Gesundheitsministerin Irena Hrstić erklärte am Mittwoch, dass es nach allen Analysen und Messungen keinen Grund zur Sorge um die Gesundheit der Bürger gebe und dass das Wasser in Gospić trinkbar sei. Sie wies Vorwürfe über einen Anstieg bösartiger Erkrankungen im Gespanschaft Lika-Senj zurück und betonte, dass die Zahl der Erkrankten dort unter dem kroatischen Durchschnitt liege, berichtete 24sata am 12. August 2026.
"Nach den uns vorliegenden Daten des jüngsten Berichts des Kroatischen Instituts für öffentliche Gesundheit gibt es im Gebiet des Gespanschafts Lika-Senj keine erhöhte Inzidenz weder chronischer Erkrankungen noch von Krebs. Im Gegenteil, die durchschnittliche Rate bösartiger Erkrankungen im Gespanschaft Lika-Senj liegt derzeit unter dem kroatischen Durchschnitt", sagte Hrstić im Dnevnik von Nova TV.
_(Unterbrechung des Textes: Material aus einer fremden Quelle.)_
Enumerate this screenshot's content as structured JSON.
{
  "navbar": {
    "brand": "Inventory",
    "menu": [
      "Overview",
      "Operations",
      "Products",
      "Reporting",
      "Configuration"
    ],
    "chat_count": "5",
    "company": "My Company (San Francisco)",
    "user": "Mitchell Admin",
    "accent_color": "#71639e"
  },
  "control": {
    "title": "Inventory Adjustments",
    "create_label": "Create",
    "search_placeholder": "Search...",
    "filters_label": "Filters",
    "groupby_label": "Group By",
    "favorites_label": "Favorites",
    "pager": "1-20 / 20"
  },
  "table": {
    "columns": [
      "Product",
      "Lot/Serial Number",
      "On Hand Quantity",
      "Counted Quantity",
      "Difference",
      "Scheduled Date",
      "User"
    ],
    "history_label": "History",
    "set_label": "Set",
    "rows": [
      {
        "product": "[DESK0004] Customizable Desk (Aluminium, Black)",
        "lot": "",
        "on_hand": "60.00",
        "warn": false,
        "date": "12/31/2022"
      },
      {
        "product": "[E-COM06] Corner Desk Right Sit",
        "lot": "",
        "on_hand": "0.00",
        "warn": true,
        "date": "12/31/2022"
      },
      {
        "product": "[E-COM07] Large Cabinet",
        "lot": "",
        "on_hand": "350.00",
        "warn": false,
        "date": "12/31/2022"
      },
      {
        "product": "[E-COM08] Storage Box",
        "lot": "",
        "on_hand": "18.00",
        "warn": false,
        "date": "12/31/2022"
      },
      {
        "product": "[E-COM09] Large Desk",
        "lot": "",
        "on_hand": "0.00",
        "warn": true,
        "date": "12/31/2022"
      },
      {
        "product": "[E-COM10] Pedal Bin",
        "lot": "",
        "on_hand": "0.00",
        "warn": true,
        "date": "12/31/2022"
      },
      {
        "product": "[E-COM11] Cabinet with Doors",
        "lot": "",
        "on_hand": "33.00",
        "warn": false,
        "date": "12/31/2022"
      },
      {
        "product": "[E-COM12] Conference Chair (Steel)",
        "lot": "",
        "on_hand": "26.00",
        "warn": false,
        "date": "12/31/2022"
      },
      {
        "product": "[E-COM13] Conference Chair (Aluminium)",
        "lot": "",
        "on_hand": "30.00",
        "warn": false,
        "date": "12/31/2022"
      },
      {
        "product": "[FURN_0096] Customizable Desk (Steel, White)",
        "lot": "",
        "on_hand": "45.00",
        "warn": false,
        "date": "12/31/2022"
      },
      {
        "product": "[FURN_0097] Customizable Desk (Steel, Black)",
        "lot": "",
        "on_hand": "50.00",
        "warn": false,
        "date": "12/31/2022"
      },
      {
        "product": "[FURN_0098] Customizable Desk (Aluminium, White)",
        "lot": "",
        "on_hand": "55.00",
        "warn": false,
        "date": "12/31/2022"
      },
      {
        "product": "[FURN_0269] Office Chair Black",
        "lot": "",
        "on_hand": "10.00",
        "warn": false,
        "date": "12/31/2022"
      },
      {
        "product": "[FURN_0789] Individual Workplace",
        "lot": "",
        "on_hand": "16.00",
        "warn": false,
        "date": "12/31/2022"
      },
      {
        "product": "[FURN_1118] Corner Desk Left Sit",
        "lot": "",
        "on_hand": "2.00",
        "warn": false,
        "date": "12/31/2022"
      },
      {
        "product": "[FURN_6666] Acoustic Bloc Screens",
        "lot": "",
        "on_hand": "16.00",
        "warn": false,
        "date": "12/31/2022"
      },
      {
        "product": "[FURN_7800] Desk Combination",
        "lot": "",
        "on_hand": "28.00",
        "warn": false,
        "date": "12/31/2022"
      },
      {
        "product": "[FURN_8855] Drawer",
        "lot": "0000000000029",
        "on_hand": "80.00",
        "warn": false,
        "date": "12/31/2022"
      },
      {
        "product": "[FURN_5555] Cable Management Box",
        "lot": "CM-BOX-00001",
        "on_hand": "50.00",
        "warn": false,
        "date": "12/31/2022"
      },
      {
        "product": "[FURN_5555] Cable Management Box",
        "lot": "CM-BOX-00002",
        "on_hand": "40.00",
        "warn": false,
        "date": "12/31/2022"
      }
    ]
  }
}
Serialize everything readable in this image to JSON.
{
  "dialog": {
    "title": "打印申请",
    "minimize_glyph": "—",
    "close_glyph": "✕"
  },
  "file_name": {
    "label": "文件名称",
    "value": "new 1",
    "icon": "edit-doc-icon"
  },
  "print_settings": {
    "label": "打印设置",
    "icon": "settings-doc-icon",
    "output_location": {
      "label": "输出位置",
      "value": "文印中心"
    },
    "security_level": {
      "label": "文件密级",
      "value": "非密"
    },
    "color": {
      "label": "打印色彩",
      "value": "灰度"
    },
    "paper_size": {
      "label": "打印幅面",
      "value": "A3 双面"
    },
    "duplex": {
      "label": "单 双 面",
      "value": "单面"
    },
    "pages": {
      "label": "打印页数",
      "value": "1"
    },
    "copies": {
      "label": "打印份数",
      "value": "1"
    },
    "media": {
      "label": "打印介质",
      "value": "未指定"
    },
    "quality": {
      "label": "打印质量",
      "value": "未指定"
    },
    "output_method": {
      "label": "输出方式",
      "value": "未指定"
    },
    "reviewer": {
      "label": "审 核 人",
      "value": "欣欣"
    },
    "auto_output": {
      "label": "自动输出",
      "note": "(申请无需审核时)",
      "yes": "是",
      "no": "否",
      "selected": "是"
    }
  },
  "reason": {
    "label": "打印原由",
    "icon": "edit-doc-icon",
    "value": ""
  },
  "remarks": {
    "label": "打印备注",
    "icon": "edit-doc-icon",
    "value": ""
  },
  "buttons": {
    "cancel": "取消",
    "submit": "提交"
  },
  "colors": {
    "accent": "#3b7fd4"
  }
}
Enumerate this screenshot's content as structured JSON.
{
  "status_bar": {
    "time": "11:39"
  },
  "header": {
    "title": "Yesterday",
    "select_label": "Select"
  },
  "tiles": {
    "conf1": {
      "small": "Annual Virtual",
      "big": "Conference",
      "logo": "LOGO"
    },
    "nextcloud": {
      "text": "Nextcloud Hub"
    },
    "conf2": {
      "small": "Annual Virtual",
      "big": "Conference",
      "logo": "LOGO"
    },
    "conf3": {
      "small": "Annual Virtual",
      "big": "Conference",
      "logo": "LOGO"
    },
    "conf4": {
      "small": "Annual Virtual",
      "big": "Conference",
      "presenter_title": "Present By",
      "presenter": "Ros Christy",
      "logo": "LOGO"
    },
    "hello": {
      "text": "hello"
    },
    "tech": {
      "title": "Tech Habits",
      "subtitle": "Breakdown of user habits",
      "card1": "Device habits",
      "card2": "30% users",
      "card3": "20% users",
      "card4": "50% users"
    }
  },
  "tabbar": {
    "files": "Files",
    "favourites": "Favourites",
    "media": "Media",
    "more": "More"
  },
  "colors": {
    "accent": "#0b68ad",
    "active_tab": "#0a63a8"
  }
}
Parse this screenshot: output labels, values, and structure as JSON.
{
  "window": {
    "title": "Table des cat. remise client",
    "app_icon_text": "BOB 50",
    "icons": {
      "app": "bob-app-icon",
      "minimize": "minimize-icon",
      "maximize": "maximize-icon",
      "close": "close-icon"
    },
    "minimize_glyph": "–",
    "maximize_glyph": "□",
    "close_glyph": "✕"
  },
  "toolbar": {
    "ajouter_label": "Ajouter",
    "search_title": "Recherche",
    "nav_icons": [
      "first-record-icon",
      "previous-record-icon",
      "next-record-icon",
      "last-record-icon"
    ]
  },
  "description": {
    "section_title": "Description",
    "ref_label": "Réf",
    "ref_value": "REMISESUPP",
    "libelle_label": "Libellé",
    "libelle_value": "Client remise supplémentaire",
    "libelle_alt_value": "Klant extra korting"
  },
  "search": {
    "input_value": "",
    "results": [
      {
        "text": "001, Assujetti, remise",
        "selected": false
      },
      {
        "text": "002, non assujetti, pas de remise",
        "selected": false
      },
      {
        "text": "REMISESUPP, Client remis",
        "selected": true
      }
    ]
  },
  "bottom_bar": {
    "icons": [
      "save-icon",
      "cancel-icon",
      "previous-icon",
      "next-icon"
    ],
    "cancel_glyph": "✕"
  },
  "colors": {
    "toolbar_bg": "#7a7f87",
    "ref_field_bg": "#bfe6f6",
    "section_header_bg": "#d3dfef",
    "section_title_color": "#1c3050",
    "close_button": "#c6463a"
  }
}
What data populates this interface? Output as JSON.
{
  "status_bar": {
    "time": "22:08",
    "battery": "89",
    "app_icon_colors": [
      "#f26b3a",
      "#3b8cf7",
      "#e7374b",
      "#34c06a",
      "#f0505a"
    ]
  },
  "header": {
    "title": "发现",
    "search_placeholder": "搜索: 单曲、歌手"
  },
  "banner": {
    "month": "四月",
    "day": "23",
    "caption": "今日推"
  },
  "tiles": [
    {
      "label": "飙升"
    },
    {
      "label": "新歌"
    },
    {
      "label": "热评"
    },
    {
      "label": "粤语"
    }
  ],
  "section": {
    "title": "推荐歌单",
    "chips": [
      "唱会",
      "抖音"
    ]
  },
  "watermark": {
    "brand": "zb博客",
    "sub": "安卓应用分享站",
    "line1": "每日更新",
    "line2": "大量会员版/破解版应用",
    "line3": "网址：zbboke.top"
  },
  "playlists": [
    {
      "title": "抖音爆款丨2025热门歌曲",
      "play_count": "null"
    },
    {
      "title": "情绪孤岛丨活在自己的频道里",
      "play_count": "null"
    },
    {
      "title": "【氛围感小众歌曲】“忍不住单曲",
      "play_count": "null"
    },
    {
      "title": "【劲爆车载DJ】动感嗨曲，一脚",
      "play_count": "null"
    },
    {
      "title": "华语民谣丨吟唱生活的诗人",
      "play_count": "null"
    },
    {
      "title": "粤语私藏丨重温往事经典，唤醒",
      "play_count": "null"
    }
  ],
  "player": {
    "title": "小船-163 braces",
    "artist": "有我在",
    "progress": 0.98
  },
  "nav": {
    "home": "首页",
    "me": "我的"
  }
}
Brunnenwasser wird erst jetzt getestet
Auf die Frage, warum das Brunnenwasser erst jetzt getestet werde, erklärte die Ministerin, dass nur das Wasser aus dem Leitungsnetz Daten aufweise. "Es gibt keine Daten darüber, wo sich die Brunnen befinden, und genau deshalb hat das Gespanschaftsinstitut und das HZJZ vorgeschlagen, dass sich alle Bürger, die Brunnen besitzen, melden, und dieses Wasser wird auf die gleiche Weise untersucht wie das Leitungswasser", so die Ministerin.
Sie versicherte den Bürgern, dass das Gesundheitsministerium und das HZJZ die Öffentlichkeit sofort informieren würden, falls ein Befund zeige, dass das Wasser nicht sicher für die menschliche Gesundheit sei. "Sollte zu irgendeinem Zeitpunkt ein Befund nicht gut genug für die menschliche Gesundheit sein, werden das Gesundheitsministerium und das HZJZ die Bürger sofort informieren", sagte Hrstić.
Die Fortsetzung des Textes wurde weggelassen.